UK gov urged to hurry on self-driving vehicle legislation – or risk losing edge
The UK will need to swiftly pass new legislation for Self-Driving Vehicles to maintain its edge over international counterparts in the industry, warned Iain Stewart, chair of the UK Parliament’s cross party Transport Committee.
The Conservative MP’s comments are backed up by other reports which stress that a delay in legislation might deter start-ups hoping to make their vehicles or components commercially available quickly and inhibit insurer’s abilities to assess their safety.
Despite considerable progress in preparation for the integration of SDVs, fully driverless vehicles still aren’t currently permitted in the UK.
“All that hard work could be at risk if the UK government doesn’t follow through and bring forward a Transport Bill in the next Parliamentary session, before the next general election,” Stewart said in a statement.
To realise the full potential of the local SDVs industry, Stewart stressed the importance of negotiating obstacles such as public trust in SDV safety, security risks, and potential repercussions for traditional road users.

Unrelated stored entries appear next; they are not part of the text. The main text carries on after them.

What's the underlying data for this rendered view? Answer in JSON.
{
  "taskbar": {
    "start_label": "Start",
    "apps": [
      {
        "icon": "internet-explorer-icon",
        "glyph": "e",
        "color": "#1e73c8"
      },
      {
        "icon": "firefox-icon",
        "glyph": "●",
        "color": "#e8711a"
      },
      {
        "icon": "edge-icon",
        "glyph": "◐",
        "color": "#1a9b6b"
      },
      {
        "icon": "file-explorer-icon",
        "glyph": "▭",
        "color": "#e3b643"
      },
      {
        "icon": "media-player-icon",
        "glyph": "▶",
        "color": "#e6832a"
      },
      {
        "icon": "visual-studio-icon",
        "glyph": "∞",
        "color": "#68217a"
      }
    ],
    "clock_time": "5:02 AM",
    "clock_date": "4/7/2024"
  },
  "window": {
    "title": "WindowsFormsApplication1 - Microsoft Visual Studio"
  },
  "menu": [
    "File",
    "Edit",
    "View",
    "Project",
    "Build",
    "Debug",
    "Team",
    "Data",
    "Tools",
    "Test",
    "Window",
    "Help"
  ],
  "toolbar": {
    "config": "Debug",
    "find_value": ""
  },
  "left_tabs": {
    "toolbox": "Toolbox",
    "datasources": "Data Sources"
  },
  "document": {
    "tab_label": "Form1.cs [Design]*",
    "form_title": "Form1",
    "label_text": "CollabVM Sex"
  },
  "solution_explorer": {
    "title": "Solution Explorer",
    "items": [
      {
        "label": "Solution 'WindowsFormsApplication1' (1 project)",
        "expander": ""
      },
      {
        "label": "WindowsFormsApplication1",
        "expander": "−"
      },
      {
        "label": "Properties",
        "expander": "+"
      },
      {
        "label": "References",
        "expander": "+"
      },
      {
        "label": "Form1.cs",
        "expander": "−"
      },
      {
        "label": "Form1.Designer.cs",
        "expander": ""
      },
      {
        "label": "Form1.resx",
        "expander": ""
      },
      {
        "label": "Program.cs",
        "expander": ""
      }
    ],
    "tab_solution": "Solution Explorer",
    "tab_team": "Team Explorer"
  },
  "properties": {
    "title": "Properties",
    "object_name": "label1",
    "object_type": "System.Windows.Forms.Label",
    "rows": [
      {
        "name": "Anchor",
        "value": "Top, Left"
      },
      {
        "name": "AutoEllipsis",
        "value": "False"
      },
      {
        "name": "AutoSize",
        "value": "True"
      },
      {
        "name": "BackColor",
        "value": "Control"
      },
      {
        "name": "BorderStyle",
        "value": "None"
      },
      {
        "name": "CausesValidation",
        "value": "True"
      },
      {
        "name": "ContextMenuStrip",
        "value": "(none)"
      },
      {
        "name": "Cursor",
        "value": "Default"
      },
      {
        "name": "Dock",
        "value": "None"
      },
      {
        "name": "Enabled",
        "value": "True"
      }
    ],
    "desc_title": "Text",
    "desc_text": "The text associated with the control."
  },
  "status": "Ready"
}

Though changes have been made to accommodate driverless vehicles in the past, the Transport Committee argued that the government’s recently proposed ‘safety ambition’ is “too weak, and too vague”, and that current laws around SDVs are “archaic and limiting”.
The committee is adamant that comprehensive legislation, addressing vehicle approvals, accident liability, cyber-security, and personal data management, must be introduced.
Failure to do so, they say, could threaten the viability of the UK’s SDV industry or tarnish its pioneering reputation.
The committee also argued that any new legislation should include “changes to driving tests and a plan to ensure all drivers fully understand SDVs,” without imposing any new responsibilities on other road users or pedestrians or make them less safe in any way.
Manufacturers like Toyota have already begun making changes to their safety testing to accommodate for SDVs.
The arrival of SDVs will necessitate comprehensive infrastructural adaptations, such as well-maintained roads, adequate signage, optimal connectivity, and real-time digital road mapping.
The committee urged that meeting these needs should be an integral part of future infrastructure strategies.
“In time, SDVs have the potential to improve connectivity and provide significant benefits for safety and productivity in industries such as logistics,” it concluded.